On Friday, the U.S. Bureau of Economic Analysis released its latest look at states’ gross domestic product — “the market value of goods and services produced by … labor and property.”
As the map above indicates, New Mexico’s GDP performed quite poorly between 2016 and 2017. At growth of 0.8 percent, just ten states — Nebraska, Mississippi, Connecticut, Iowa, Louisiana, Montana, Alaska, Kansas, South Dakota, and Oklahoma — fared worse. (Three states’ economies actually shrank.) The average for all states was 1.7 percent, so New Mexico didn’t even reach half of the national mark.
Beaten by all but one of its neighbors — and bested by perennial underachievers New Jersey, Illinois, and New York — the Land of Enchantment saw its GDP decline in five categories: agriculture, forestry, fishing, and hunting; information; durable goods manufacturing; nondurable goods manufacturing; and utilities.

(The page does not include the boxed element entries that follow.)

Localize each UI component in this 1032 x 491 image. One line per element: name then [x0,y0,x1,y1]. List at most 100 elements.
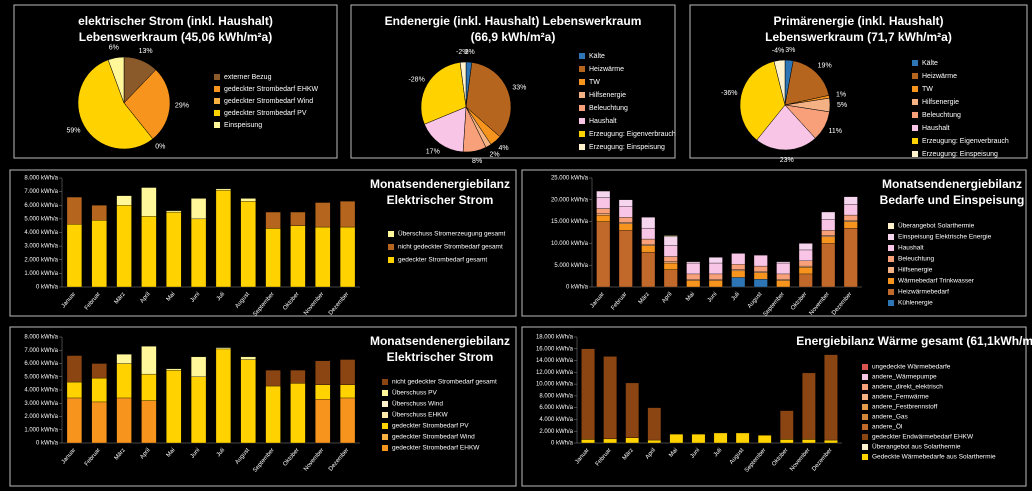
legend-swatch [579,105,585,111]
legend-label: gedeckter Strombedarf EHKW [392,445,480,452]
bar-segment [776,261,791,264]
pie-slice [77,59,154,150]
bar-segment [91,377,107,403]
bar-segment [641,244,656,246]
y-tick-label: 6.000 kWh/a [24,203,58,209]
bar-segment [843,221,858,229]
bar-segment [731,277,746,288]
bar-segment [731,253,746,265]
bar-segment [315,226,331,288]
x-tick-label: Juli [216,291,226,302]
legend-swatch [862,434,868,440]
bar-segment [116,195,132,206]
y-tick-label: 6.000 kWh/a [24,361,58,367]
bar-segment [776,273,791,280]
x-tick-label: Mai [685,291,696,302]
bar-segment [708,279,723,281]
bar-segment [91,363,107,379]
slice-label: -4% [772,47,784,54]
y-tick-label: 2.000 kWh/a [24,257,58,263]
legend-label: Überschuss Stromerzeugung gesamt [398,230,505,238]
bar-segment [753,265,768,272]
chart-panel: Monatsendenergiebilanz Elektrischer Strom… [9,326,517,487]
chart-title: Monatsendenergiebilanz [882,177,1022,191]
legend-label: TW [589,79,600,86]
legend-swatch [862,414,868,420]
legend-label: Wärmebedarf Trinkwasser [898,278,975,285]
bar-segment [641,251,656,288]
chart-title: Primärenergie (inkl. Haushalt) [773,14,943,28]
chart-title: Monatsendenergiebilanz [370,334,510,348]
legend-swatch [382,423,388,429]
pie-slice [756,104,816,151]
y-tick-label: 16.000 kWh/a [536,346,574,352]
legend-swatch [912,60,918,66]
pie-slice [107,56,125,104]
bar-segment [290,383,306,444]
bar-segment [780,439,794,444]
bar-segment [821,219,836,231]
y-tick-label: 8.000 kWh/a [539,393,573,399]
bar-segment [618,206,633,218]
bar-segment [265,369,281,387]
chart-title: Energiebilanz Wärme gesamt (61,1kWh/m²a) [796,334,1032,348]
pie-slice [784,60,830,106]
legend-label: gedeckter Strombedarf EHKW [224,86,319,93]
legend-swatch [382,401,388,407]
y-tick-label: 0 kWh/a [566,285,589,291]
bar-segment [735,432,750,444]
bar-segment [802,439,816,444]
y-tick-label: 8.000 kWh/a [24,176,58,182]
y-tick-label: 4.000 kWh/a [24,230,58,236]
bar-segment [686,261,701,264]
slice-label: 5% [837,102,847,109]
bar-segment [190,376,207,444]
legend-label: Hilfsenergie [922,99,959,106]
x-tick-label: Mai [668,447,679,458]
y-tick-label: 1.000 kWh/a [24,427,58,433]
bar-segment [339,397,356,444]
legend-swatch [912,86,918,92]
chart-panel: Monatsendenergiebilanz Elektrischer Strom… [9,169,517,318]
slice-label: 29% [175,102,189,109]
bar-segment [776,279,791,281]
legend-swatch [862,374,868,380]
slice-label: -2% [456,49,468,56]
legend-label: gedeckter Strombedarf Wind [224,98,313,105]
legend-swatch [888,300,894,306]
legend-label: externer Bezug [224,74,272,81]
bar-segment [753,272,768,280]
legend-swatch [888,245,894,251]
bar-segment [166,211,182,288]
legend-label: Überangebot Solarthermie [898,222,975,230]
slice-label: 8% [472,158,482,165]
legend-label: andere_Festbrennstoff [872,404,937,411]
bar-segment [843,220,858,222]
chart-panel: Energiebilanz Wärme gesamt (61,1kWh/m²a)… [521,326,1032,487]
bar-segment [618,222,633,224]
y-tick-label: 1.000 kWh/a [24,271,58,277]
y-tick-label: 18.000 kWh/a [536,335,574,341]
y-tick-label: 10.000 kWh/a [551,241,589,247]
bar-segment [290,369,306,384]
bar-segment [647,439,662,444]
panel-frame [689,4,1028,159]
bar-segment [821,211,836,220]
legend-swatch [888,234,894,240]
legend-swatch [579,66,585,72]
bar-segment [240,198,256,202]
bar-segment [581,439,595,444]
bar-segment [798,267,813,275]
legend-label: Heizwärme [589,66,624,73]
bar-segment [713,432,728,444]
y-tick-label: 8.000 kWh/a [24,335,58,341]
bar-segment [843,196,858,205]
legend-label: andere_Fernwärme [872,394,929,401]
legend-swatch [888,278,894,284]
bar-segment [315,384,331,400]
bar-segment [116,354,132,364]
legend-label: gedeckter Strombedarf PV [392,423,469,430]
legend-swatch [888,267,894,273]
bar-segment [141,373,157,401]
bar-segment [166,210,182,213]
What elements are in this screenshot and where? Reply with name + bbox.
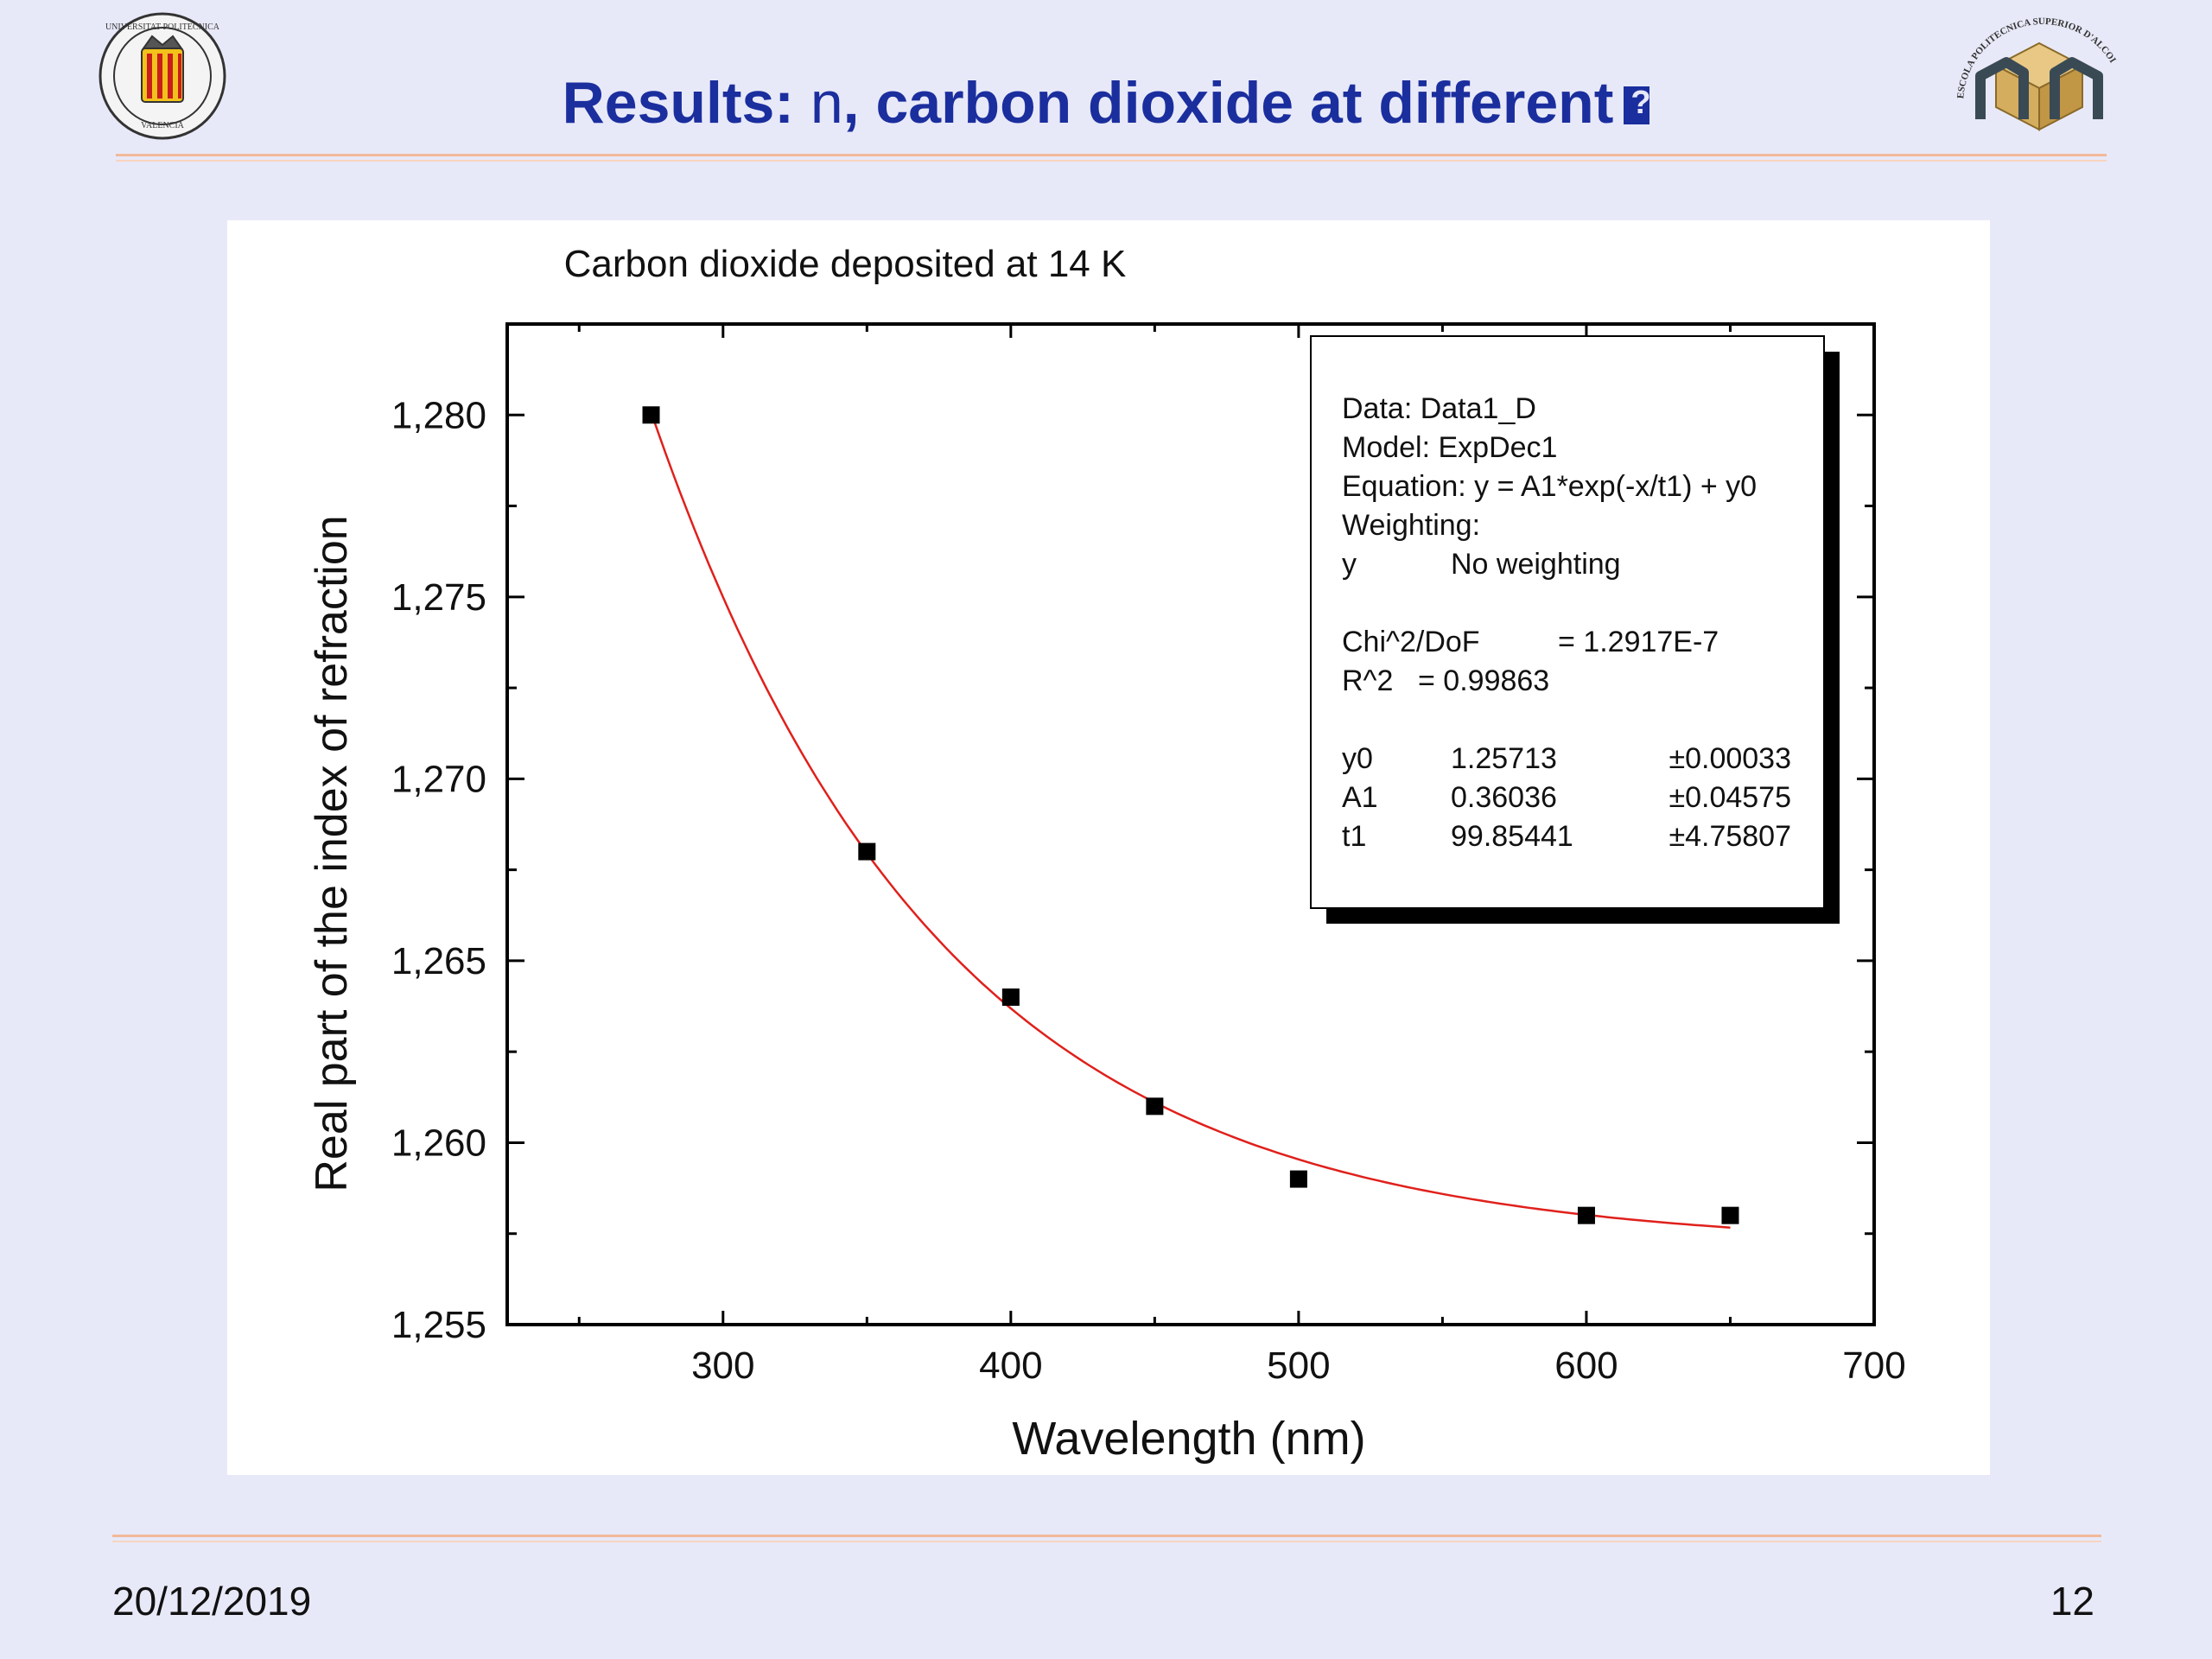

Without the state’s boom in oil production, it’s possible that New Mexico would have joined Connecticut, Louisiana, and Kansas in experiencing a decline in overall GDP.
Strong, sustainable economic-development policies — not politically driven, “visionary” planning schemes — remain as desperately needed as ever in New Mexico. Clearly, what’s in place now isn’t working.